Flag | Description | Notes |
-p[rbugpca] |
Preserve r: replication number b: block size u: user g: group p: permission c: checksum-type a: ACL | Modification times are not preserved.
Also, when -update is specified, status updates will not be synchronized unless the file sizes also
differ (i.e. unless the file is recreated). If -pa is
specified, DistCp also preserves the permissions because ACLs are a
super-set of permissions. |
-i |
Ignore failures | This option will keep more accurate statistics about the copy than the default case. It also preserves logs from failed copies, which can be valuable for debugging. Finally, a failing map will not cause the job to fail before all splits are attempted. |
-log <logdir>
|
Write logs to
<logdir> |
DistCp keeps logs of each file it attempts to copy as map output. If a map fails, the log output will not be retained if it is re-executed. |
-m <num_maps> |
Maximum number of simultaneous copies | Specify the number of maps to copy data. Note that more maps may not necessarily improve throughput. |
-overwrite |
Overwrite destination | If a map fails and -i is
not specified, all the files in the split, not only those that failed, will
be recopied. As discussed in the Usage documentation, it also changes the
semantics for generating destination paths, so users should use this
carefully. |
-update |
Overwrite if src size different from dst size | As noted in the preceding, this is not a “sync” operation. The only criterion examined is the source and destination file sizes; if they differ, the source file replaces the destination file. As discussed in the Usage documentation, it also changes the semantics for generating destination paths, so users should use this carefully. |
-f <urilist_uri> |
Use list at
<urilist_uri> as src list |
This is equivalent to listing each
source on the command line. The urilist_uri list should be a
fully qualified URI. |
-filelimit <n> |
Limit the total number of files to be <= n | Deprecated! Ignored in DistCp v2. |
-sizelimit <n> |
Limit the total size to be <= n bytes | Deprecated! Ignored in DistCp v2. |
-delete |
Delete the files existing in the dst but not in src | The deletion is done by FS Shell. So the trash will be used, if it is enabled. |
-strategy {dynamic|uniformsize}
|
Choose the copy-strategy to be used in DistCp. | By default, uniformsize is
used. (i.e. Maps are balanced on the total size of files copied by each map.

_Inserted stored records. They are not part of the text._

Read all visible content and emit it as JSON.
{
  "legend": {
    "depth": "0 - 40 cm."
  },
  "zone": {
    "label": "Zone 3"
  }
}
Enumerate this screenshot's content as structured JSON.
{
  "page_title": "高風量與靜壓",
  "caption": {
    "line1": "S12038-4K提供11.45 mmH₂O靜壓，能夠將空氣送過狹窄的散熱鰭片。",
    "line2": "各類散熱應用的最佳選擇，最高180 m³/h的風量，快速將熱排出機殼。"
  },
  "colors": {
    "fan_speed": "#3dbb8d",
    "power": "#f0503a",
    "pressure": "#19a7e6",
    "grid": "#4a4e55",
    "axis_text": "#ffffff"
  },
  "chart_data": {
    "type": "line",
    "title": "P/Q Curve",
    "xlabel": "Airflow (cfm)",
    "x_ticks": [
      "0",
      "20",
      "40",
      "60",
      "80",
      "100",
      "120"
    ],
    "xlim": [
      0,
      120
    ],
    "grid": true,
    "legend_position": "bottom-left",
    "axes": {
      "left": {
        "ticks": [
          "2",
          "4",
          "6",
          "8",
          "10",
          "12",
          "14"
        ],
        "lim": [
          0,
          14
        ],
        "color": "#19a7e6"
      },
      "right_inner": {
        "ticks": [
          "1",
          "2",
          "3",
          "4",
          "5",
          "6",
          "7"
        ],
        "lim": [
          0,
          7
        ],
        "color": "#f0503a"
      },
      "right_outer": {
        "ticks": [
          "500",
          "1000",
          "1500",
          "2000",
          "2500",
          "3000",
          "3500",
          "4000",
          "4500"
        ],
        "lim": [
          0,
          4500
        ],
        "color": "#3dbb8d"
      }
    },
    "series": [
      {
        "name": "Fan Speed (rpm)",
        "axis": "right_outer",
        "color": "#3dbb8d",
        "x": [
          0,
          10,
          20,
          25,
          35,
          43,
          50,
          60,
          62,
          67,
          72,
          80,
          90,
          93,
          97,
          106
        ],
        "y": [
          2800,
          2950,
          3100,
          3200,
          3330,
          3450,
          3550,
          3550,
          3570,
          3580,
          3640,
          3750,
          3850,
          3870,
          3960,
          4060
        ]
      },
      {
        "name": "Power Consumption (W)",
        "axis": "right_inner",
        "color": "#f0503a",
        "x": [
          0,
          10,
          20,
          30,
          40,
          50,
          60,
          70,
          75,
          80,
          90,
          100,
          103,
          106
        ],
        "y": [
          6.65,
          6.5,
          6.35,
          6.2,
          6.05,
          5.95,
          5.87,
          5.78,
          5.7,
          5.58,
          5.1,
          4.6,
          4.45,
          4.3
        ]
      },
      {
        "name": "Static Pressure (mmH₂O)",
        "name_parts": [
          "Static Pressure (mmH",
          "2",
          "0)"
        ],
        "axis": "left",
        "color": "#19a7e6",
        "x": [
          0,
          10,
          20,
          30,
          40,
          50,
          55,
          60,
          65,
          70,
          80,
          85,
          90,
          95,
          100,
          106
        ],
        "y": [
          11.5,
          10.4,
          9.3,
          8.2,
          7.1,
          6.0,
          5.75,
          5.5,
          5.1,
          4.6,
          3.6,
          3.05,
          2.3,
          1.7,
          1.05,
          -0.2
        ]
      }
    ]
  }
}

Similar to legacy.) If dynamic is
specified, DynamicInputFormat is used instead. (This is described in the
Architecture section, under InputFormats.) |
-bandwidth
|
Specify bandwidth per map, in MB/second. | Each map will be restricted to consume only the specified bandwidth. This is not always exact. The map throttles back its bandwidth consumption during a copy, such that the net bandwidth used tends towards the specified value. |
-atomic {-tmp
<tmp_dir>}
|
Specify atomic commit, with optional tmp directory. | -atomic instructs DistCp
to copy the source data to a temporary target location, and then move the
temporary target to the final location atomically. Data will either be
available at final target in a complete and consistent form, or not at all.
Optionally, -tmp may be used to specify the location of the
tmp-target. If not specified, a default is chosen. Note: tmp_dir must be on the final target
cluster. |
-mapredSslConf <ssl_conf_file> |
Specify SSL Config file, to be used with HSFTP source | When using the hsftp protocol with a
source, the security-related properties may be specified in a config file
and passed to DistCp. <ssl_conf_file> needs to be in the
classpath. |
-async
|
Run DistCp asynchronously. Quits as soon as the Hadoop Job is launched. | The Hadoop Job-id is logged, for tracking. |